Alors que la plupart des membres ont à peine les moyens de s’acquitter de leur participation obligatoire aux dépenses militaires et que les dirigeants européens remettent en question la vénérable alliance, pourquoi le secrétaire général de l’OTAN, Jens Stoltenberg, prévoit-il son expansion dans l’espace ?

Jens Stoltenberg est un Dark Vador bien improbable. Après avoir entamé sa carrière politique avec des manifestations de gauche contre la guerre du Vietnam, Stoltenberg a rejoint la machine contre laquelle il s’était auparavant insurgé, supervisant l’expansion de l’armée norvégienne en tant que Premier ministre de 2005 à 2013, et dirigeant ensuite la plus grande alliance militaire du monde à partir de 2014.

Mais ses ambitions sont galactiques, du moins si l’on en croit ses propres mots. S’adressant aux journalistes lors d’une réunion de l’OTAN à Bruxelles mardi, le chef de l’Alliance a annoncé son intention de faire de l’espace extra-terrestre l’un de ses « domaines opérationnels », aux côtés de la terre, de la mer, de l’air et du cyberespace.

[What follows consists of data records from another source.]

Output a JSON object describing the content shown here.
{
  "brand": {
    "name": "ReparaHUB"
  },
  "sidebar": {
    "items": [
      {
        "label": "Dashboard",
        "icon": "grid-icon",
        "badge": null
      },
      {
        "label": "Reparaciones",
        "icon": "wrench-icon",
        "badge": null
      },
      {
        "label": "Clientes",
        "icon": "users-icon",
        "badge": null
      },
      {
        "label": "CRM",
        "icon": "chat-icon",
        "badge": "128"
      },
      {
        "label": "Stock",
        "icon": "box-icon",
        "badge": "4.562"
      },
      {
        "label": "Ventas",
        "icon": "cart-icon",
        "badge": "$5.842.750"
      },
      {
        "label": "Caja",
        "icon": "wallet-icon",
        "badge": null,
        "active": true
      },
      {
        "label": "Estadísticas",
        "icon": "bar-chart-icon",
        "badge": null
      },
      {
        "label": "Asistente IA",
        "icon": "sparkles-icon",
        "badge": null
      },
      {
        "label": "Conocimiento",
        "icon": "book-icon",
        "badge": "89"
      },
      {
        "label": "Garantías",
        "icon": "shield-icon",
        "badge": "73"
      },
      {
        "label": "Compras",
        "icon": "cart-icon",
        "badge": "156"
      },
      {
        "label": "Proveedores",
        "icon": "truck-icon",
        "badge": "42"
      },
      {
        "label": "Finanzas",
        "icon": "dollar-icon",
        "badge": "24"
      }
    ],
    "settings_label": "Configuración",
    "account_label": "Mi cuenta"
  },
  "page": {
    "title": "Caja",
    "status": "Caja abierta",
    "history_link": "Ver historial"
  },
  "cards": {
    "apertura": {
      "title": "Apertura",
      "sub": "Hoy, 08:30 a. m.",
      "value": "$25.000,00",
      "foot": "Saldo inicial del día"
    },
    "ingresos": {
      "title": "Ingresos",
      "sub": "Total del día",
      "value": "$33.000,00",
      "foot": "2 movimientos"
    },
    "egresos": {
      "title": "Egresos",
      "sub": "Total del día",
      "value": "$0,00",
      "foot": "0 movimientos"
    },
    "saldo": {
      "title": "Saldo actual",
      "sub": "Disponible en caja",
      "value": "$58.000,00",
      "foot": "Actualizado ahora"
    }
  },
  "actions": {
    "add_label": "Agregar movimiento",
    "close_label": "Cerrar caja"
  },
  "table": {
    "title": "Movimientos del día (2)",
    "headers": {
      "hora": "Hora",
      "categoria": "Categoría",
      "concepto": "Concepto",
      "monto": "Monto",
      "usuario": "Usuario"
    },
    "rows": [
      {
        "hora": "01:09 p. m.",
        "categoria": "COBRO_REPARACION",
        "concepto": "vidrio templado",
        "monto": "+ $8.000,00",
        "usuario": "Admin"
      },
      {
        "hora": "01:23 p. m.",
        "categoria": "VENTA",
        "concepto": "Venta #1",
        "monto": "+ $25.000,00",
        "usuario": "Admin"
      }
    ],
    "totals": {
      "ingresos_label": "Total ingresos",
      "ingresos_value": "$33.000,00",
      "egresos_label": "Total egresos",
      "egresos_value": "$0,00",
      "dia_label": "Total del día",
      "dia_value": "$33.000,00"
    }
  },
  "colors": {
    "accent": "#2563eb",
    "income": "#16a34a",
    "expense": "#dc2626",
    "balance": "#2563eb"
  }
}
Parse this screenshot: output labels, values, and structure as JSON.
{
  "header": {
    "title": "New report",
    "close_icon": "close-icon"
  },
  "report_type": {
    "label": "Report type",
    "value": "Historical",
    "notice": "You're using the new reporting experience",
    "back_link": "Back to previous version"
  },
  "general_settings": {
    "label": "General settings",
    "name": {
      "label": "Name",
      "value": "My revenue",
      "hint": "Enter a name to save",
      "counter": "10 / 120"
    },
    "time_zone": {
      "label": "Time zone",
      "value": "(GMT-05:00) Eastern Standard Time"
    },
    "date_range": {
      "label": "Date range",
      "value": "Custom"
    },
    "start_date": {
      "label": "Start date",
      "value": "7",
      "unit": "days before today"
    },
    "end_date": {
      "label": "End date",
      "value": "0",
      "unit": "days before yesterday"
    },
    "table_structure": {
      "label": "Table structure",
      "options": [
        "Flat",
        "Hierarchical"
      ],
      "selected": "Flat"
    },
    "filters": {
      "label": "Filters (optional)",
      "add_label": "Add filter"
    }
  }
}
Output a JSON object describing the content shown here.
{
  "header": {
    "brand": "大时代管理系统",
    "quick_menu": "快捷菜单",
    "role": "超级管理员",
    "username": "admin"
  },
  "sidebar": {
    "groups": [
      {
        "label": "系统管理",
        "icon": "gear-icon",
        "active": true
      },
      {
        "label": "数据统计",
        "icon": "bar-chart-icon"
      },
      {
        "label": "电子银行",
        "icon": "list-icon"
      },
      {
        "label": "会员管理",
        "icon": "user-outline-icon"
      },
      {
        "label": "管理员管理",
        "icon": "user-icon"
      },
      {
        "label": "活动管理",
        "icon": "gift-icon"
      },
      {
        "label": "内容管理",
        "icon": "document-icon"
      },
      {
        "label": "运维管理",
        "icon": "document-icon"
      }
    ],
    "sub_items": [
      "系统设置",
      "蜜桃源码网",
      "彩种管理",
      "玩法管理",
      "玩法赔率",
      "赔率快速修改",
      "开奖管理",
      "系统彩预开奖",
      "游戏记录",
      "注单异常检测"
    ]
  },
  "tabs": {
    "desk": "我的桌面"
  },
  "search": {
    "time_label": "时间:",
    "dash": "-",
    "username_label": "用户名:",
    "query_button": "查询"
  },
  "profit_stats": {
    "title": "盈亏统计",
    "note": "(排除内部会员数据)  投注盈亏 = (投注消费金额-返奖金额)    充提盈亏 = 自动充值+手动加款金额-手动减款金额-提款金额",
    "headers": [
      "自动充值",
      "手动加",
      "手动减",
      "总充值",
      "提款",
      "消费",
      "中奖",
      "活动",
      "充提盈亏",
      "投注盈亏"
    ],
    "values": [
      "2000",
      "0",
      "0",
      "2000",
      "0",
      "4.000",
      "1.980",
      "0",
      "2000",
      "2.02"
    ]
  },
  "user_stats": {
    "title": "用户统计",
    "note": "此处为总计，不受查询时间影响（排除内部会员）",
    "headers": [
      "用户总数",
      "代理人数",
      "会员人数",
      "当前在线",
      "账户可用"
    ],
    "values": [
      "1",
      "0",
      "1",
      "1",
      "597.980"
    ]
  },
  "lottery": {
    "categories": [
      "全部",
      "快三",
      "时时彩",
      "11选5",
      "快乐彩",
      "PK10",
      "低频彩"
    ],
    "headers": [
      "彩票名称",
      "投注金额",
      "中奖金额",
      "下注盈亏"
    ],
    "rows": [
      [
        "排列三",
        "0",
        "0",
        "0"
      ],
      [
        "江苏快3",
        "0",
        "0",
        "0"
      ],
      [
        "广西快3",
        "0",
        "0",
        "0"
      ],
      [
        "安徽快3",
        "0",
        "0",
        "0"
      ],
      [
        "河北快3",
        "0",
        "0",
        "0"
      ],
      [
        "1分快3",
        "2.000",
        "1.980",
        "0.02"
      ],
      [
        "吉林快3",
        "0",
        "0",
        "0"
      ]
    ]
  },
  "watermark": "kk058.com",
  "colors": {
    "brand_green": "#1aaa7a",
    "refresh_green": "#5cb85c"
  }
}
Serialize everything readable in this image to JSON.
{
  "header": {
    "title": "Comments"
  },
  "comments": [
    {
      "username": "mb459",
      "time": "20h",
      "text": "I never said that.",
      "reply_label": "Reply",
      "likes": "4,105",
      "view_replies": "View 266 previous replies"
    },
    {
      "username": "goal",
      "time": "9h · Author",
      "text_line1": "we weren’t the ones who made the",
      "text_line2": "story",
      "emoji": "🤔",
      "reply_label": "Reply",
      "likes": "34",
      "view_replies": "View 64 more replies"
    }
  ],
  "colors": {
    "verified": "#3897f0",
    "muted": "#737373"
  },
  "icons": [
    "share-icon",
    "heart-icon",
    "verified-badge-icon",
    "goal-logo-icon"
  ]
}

« L’espace est d’une grande importance pour nos sociétés civiles et pour toutes les opérations militaires, » a-t-il dit. « C’est une question de communication, de navigation, de données. L’espace est essentiel pour presque tout ce que nous faisons. »

D’entrée de jeu, l’annonce a posé plus de questions qu’elle n’en a résolu.

Selon l’ancien officiel du Pentagone Michael Maloof interrogé par RT, « Il est intéressant de parler de son désir d’étendre le domaine de l’OTAN à l’espace, mais qu’est-ce que cela signifie ? Personne ne sait. Et qui va payer pour ça ? La plupart des pays de l’OTAN n’ont même pas les moyens de tenir leur engagement de dépenses militaires de 2 % de leur PIB. »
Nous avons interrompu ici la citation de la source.